- Born: Igor Vladimirovitsch Sorin 10 November 1969
- Origin: Moscow, Soviet Union
- Died: 4 September 1998 (age 28) Moscow, Russia
- Years active: 1995–1998

= Igor Sorin =

Igor Vladimirovich Sorin (Игорь Владимирович Сорин; 1969 - 1998), was a Russian poet, musician and artist. He was part of the Russian boy band Ivanushki International, which he left in 1998, striving for a solo career.

== Biography ==
Born 10 November 1969 in Moscow, Igor Sorin studied at the Moscow school No. 841. As a child, he was selected for the role of Tom Sawyer, but before the start of filming Nikita Mikhalkov asked the film crew to take another boy, Fyodor Stukov. The film's director Stanislav Govorukhin granted that request. In desperation, Igor jumped from the second floor but survived.

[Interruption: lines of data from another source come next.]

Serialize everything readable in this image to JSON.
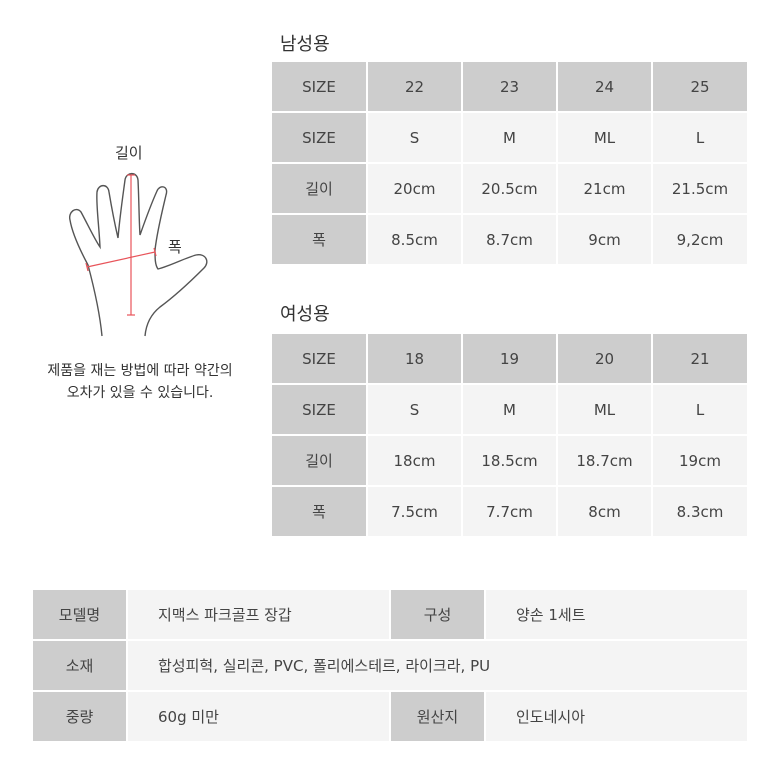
{
  "diagram": {
    "length_label": "길이",
    "width_label": "폭",
    "note_line1": "제품을 재는 방법에 따라 약간의",
    "note_line2": "오차가 있을 수 있습니다.",
    "measure_color": "#e8545a"
  },
  "men": {
    "title": "남성용",
    "rows": [
      [
        "SIZE",
        "22",
        "23",
        "24",
        "25"
      ],
      [
        "SIZE",
        "S",
        "M",
        "ML",
        "L"
      ],
      [
        "길이",
        "20cm",
        "20.5cm",
        "21cm",
        "21.5cm"
      ],
      [
        "폭",
        "8.5cm",
        "8.7cm",
        "9cm",
        "9,2cm"
      ]
    ]
  },
  "women": {
    "title": "여성용",
    "rows": [
      [
        "SIZE",
        "18",
        "19",
        "20",
        "21"
      ],
      [
        "SIZE",
        "S",
        "M",
        "ML",
        "L"
      ],
      [
        "길이",
        "18cm",
        "18.5cm",
        "18.7cm",
        "19cm"
      ],
      [
        "폭",
        "7.5cm",
        "7.7cm",
        "8cm",
        "8.3cm"
      ]
    ]
  },
  "info": {
    "model_label": "모델명",
    "model_value": "지맥스 파크골프 장갑",
    "composition_label": "구성",
    "composition_value": "양손 1세트",
    "material_label": "소재",
    "material_value": "합성피혁, 실리콘, PVC, 폴리에스테르, 라이크라, PU",
    "weight_label": "중량",
    "weight_value": "60g 미만",
    "origin_label": "원산지",
    "origin_value": "인도네시아"
  }
}
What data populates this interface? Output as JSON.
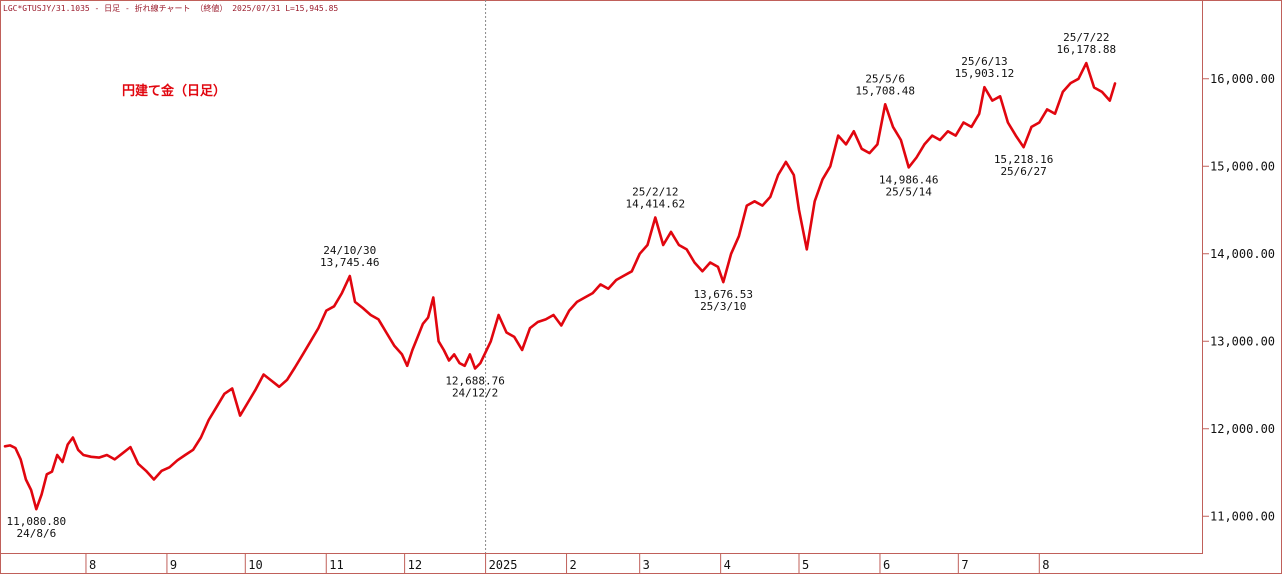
{
  "header": {
    "symbol": "LGC*GTUSJY/31.1035",
    "interval": "日足",
    "chart_kind": "折れ線チャート",
    "price_type": "（終値）",
    "date": "2025/07/31",
    "last": "L=15,945.85"
  },
  "colors": {
    "line": "#e1060f",
    "axis": "#c0605a",
    "text": "#111111"
  },
  "chart_data": {
    "type": "line",
    "title": "",
    "legend": "円建て金（日足）",
    "xlabel": "",
    "ylabel": "",
    "ylim": [
      10580,
      16900
    ],
    "grid": false,
    "x_ticks": [
      {
        "label": "8",
        "date": "2024-08-01"
      },
      {
        "label": "9",
        "date": "2024-09-01"
      },
      {
        "label": "10",
        "date": "2024-10-01"
      },
      {
        "label": "11",
        "date": "2024-11-01"
      },
      {
        "label": "12",
        "date": "2024-12-01"
      },
      {
        "label": "2025",
        "date": "2025-01-01"
      },
      {
        "label": "2",
        "date": "2025-02-01"
      },
      {
        "label": "3",
        "date": "2025-03-01"
      },
      {
        "label": "4",
        "date": "2025-04-01"
      },
      {
        "label": "5",
        "date": "2025-05-01"
      },
      {
        "label": "6",
        "date": "2025-06-01"
      },
      {
        "label": "7",
        "date": "2025-07-01"
      },
      {
        "label": "8",
        "date": "2025-08-01"
      }
    ],
    "y_ticks": [
      {
        "value": 11000,
        "label": "11,000.00"
      },
      {
        "value": 12000,
        "label": "12,000.00"
      },
      {
        "value": 13000,
        "label": "13,000.00"
      },
      {
        "value": 14000,
        "label": "14,000.00"
      },
      {
        "value": 15000,
        "label": "15,000.00"
      },
      {
        "value": 16000,
        "label": "16,000.00"
      }
    ],
    "year_divider": "2025-01-01",
    "series": [
      {
        "name": "",
        "points": [
          [
            "2024-07-01",
            11800
          ],
          [
            "2024-07-03",
            11810
          ],
          [
            "2024-07-05",
            11780
          ],
          [
            "2024-07-07",
            11650
          ],
          [
            "2024-07-09",
            11420
          ],
          [
            "2024-07-11",
            11300
          ],
          [
            "2024-07-13",
            11080.8
          ],
          [
            "2024-07-15",
            11250
          ],
          [
            "2024-07-17",
            11480
          ],
          [
            "2024-07-19",
            11510
          ],
          [
            "2024-07-21",
            11700
          ],
          [
            "2024-07-23",
            11620
          ],
          [
            "2024-07-25",
            11820
          ],
          [
            "2024-07-27",
            11900
          ],
          [
            "2024-07-29",
            11760
          ],
          [
            "2024-07-31",
            11700
          ],
          [
            "2024-08-03",
            11680
          ],
          [
            "2024-08-06",
            11670
          ],
          [
            "2024-08-09",
            11700
          ],
          [
            "2024-08-12",
            11650
          ],
          [
            "2024-08-15",
            11720
          ],
          [
            "2024-08-18",
            11790
          ],
          [
            "2024-08-21",
            11600
          ],
          [
            "2024-08-24",
            11520
          ],
          [
            "2024-08-27",
            11420
          ],
          [
            "2024-08-30",
            11520
          ],
          [
            "2024-09-02",
            11560
          ],
          [
            "2024-09-05",
            11640
          ],
          [
            "2024-09-08",
            11700
          ],
          [
            "2024-09-11",
            11760
          ],
          [
            "2024-09-14",
            11900
          ],
          [
            "2024-09-17",
            12100
          ],
          [
            "2024-09-20",
            12250
          ],
          [
            "2024-09-23",
            12400
          ],
          [
            "2024-09-26",
            12460
          ],
          [
            "2024-09-29",
            12150
          ],
          [
            "2024-10-02",
            12300
          ],
          [
            "2024-10-05",
            12450
          ],
          [
            "2024-10-08",
            12620
          ],
          [
            "2024-10-11",
            12550
          ],
          [
            "2024-10-14",
            12480
          ],
          [
            "2024-10-17",
            12560
          ],
          [
            "2024-10-20",
            12700
          ],
          [
            "2024-10-23",
            12850
          ],
          [
            "2024-10-26",
            13000
          ],
          [
            "2024-10-29",
            13150
          ],
          [
            "2024-11-01",
            13350
          ],
          [
            "2024-11-04",
            13400
          ],
          [
            "2024-11-07",
            13550
          ],
          [
            "2024-11-10",
            13745.46
          ],
          [
            "2024-11-12",
            13450
          ],
          [
            "2024-11-15",
            13380
          ],
          [
            "2024-11-18",
            13300
          ],
          [
            "2024-11-21",
            13250
          ],
          [
            "2024-11-24",
            13100
          ],
          [
            "2024-11-27",
            12950
          ],
          [
            "2024-11-30",
            12850
          ],
          [
            "2024-12-02",
            12720
          ],
          [
            "2024-12-04",
            12900
          ],
          [
            "2024-12-06",
            13050
          ],
          [
            "2024-12-08",
            13200
          ],
          [
            "2024-12-10",
            13270
          ],
          [
            "2024-12-12",
            13500
          ],
          [
            "2024-12-14",
            13000
          ],
          [
            "2024-12-16",
            12900
          ],
          [
            "2024-12-18",
            12780
          ],
          [
            "2024-12-20",
            12850
          ],
          [
            "2024-12-22",
            12750
          ],
          [
            "2024-12-24",
            12720
          ],
          [
            "2024-12-26",
            12850
          ],
          [
            "2024-12-28",
            12688.76
          ],
          [
            "2024-12-30",
            12750
          ],
          [
            "2025-01-03",
            13000
          ],
          [
            "2025-01-06",
            13300
          ],
          [
            "2025-01-09",
            13100
          ],
          [
            "2025-01-12",
            13050
          ],
          [
            "2025-01-15",
            12900
          ],
          [
            "2025-01-18",
            13150
          ],
          [
            "2025-01-21",
            13220
          ],
          [
            "2025-01-24",
            13250
          ],
          [
            "2025-01-27",
            13300
          ],
          [
            "2025-01-30",
            13180
          ],
          [
            "2025-02-02",
            13350
          ],
          [
            "2025-02-05",
            13450
          ],
          [
            "2025-02-08",
            13500
          ],
          [
            "2025-02-11",
            13550
          ],
          [
            "2025-02-14",
            13650
          ],
          [
            "2025-02-17",
            13600
          ],
          [
            "2025-02-20",
            13700
          ],
          [
            "2025-02-23",
            13750
          ],
          [
            "2025-02-26",
            13800
          ],
          [
            "2025-03-01",
            14000
          ],
          [
            "2025-03-04",
            14100
          ],
          [
            "2025-03-07",
            14414.62
          ],
          [
            "2025-03-10",
            14100
          ],
          [
            "2025-03-13",
            14250
          ],
          [
            "2025-03-16",
            14100
          ],
          [
            "2025-03-19",
            14050
          ],
          [
            "2025-03-22",
            13900
          ],
          [
            "2025-03-25",
            13800
          ],
          [
            "2025-03-28",
            13900
          ],
          [
            "2025-03-31",
            13850
          ],
          [
            "2025-04-02",
            13676.53
          ],
          [
            "2025-04-05",
            14000
          ],
          [
            "2025-04-08",
            14200
          ],
          [
            "2025-04-11",
            14550
          ],
          [
            "2025-04-14",
            14600
          ],
          [
            "2025-04-17",
            14550
          ],
          [
            "2025-04-20",
            14650
          ],
          [
            "2025-04-23",
            14900
          ],
          [
            "2025-04-26",
            15050
          ],
          [
            "2025-04-29",
            14900
          ],
          [
            "2025-05-01",
            14500
          ],
          [
            "2025-05-04",
            14050
          ],
          [
            "2025-05-07",
            14600
          ],
          [
            "2025-05-10",
            14850
          ],
          [
            "2025-05-13",
            15000
          ],
          [
            "2025-05-16",
            15350
          ],
          [
            "2025-05-19",
            15250
          ],
          [
            "2025-05-22",
            15400
          ],
          [
            "2025-05-25",
            15200
          ],
          [
            "2025-05-28",
            15150
          ],
          [
            "2025-05-31",
            15250
          ],
          [
            "2025-06-03",
            15708.48
          ],
          [
            "2025-06-06",
            15450
          ],
          [
            "2025-06-09",
            15300
          ],
          [
            "2025-06-12",
            14986.46
          ],
          [
            "2025-06-15",
            15100
          ],
          [
            "2025-06-18",
            15250
          ],
          [
            "2025-06-21",
            15350
          ],
          [
            "2025-06-24",
            15300
          ],
          [
            "2025-06-27",
            15400
          ],
          [
            "2025-06-30",
            15350
          ],
          [
            "2025-07-03",
            15500
          ],
          [
            "2025-07-06",
            15450
          ],
          [
            "2025-07-09",
            15600
          ],
          [
            "2025-07-11",
            15903.12
          ],
          [
            "2025-07-14",
            15750
          ],
          [
            "2025-07-17",
            15800
          ],
          [
            "2025-07-20",
            15500
          ],
          [
            "2025-07-23",
            15350
          ],
          [
            "2025-07-26",
            15218.16
          ],
          [
            "2025-07-29",
            15450
          ],
          [
            "2025-08-01",
            15500
          ],
          [
            "2025-08-04",
            15650
          ],
          [
            "2025-08-07",
            15600
          ],
          [
            "2025-08-10",
            15850
          ],
          [
            "2025-08-13",
            15950
          ],
          [
            "2025-08-16",
            16000
          ],
          [
            "2025-08-19",
            16178.88
          ],
          [
            "2025-08-22",
            15900
          ],
          [
            "2025-08-25",
            15850
          ],
          [
            "2025-08-28",
            15750
          ],
          [
            "2025-08-30",
            15945.85
          ]
        ]
      }
    ],
    "annotations": [
      {
        "date": "24/8/6",
        "value": "11,080.80",
        "x": "2024-07-13",
        "y": 11080.8,
        "pos": "below"
      },
      {
        "date": "24/10/30",
        "value": "13,745.46",
        "x": "2024-11-10",
        "y": 13745.46,
        "pos": "above"
      },
      {
        "date": "24/12/2",
        "value": "12,688.76",
        "x": "2024-12-28",
        "y": 12688.76,
        "pos": "below"
      },
      {
        "date": "25/2/12",
        "value": "14,414.62",
        "x": "2025-03-07",
        "y": 14414.62,
        "pos": "above"
      },
      {
        "date": "25/3/10",
        "value": "13,676.53",
        "x": "2025-04-02",
        "y": 13676.53,
        "pos": "below"
      },
      {
        "date": "25/5/6",
        "value": "15,708.48",
        "x": "2025-06-03",
        "y": 15708.48,
        "pos": "above"
      },
      {
        "date": "25/5/14",
        "value": "14,986.46",
        "x": "2025-06-12",
        "y": 14986.46,
        "pos": "below"
      },
      {
        "date": "25/6/13",
        "value": "15,903.12",
        "x": "2025-07-11",
        "y": 15903.12,
        "pos": "above"
      },
      {
        "date": "25/6/27",
        "value": "15,218.16",
        "x": "2025-07-26",
        "y": 15218.16,
        "pos": "below"
      },
      {
        "date": "25/7/22",
        "value": "16,178.88",
        "x": "2025-08-19",
        "y": 16178.88,
        "pos": "above"
      }
    ]
  }
}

With Warsaw Minskoff Theatre took part in musical Metro with performances in Europe and on Broadway, New York. From 1988 to 1994 had studied in Gnesin Music School.

From 1995 to March 1998 he was a soloist in the popular group Ivanushki International. Despite the widespread popularity of the group, Sorin decided to leave in 1998 after recording the album Your letters. He was replaced by Oleg Yakovlev.

== Death and legacy ==
He died on 4 September 1998, as a result of injuries sustained in a suicide attempt three days earlier.

In 1999, Ivanushki International released compilation Фрагменты жизни ("Fragmenti iz zhizni", "Fragments of Life"), which contained his best songs with Ivanushki, songs he had written prior to joining Ivanushki, his vocal poems, and a song dedicated to him, "Я тебя никогда не забуду" ("Ya tebya nikogda ne zabudu", "I Will Never Forget You").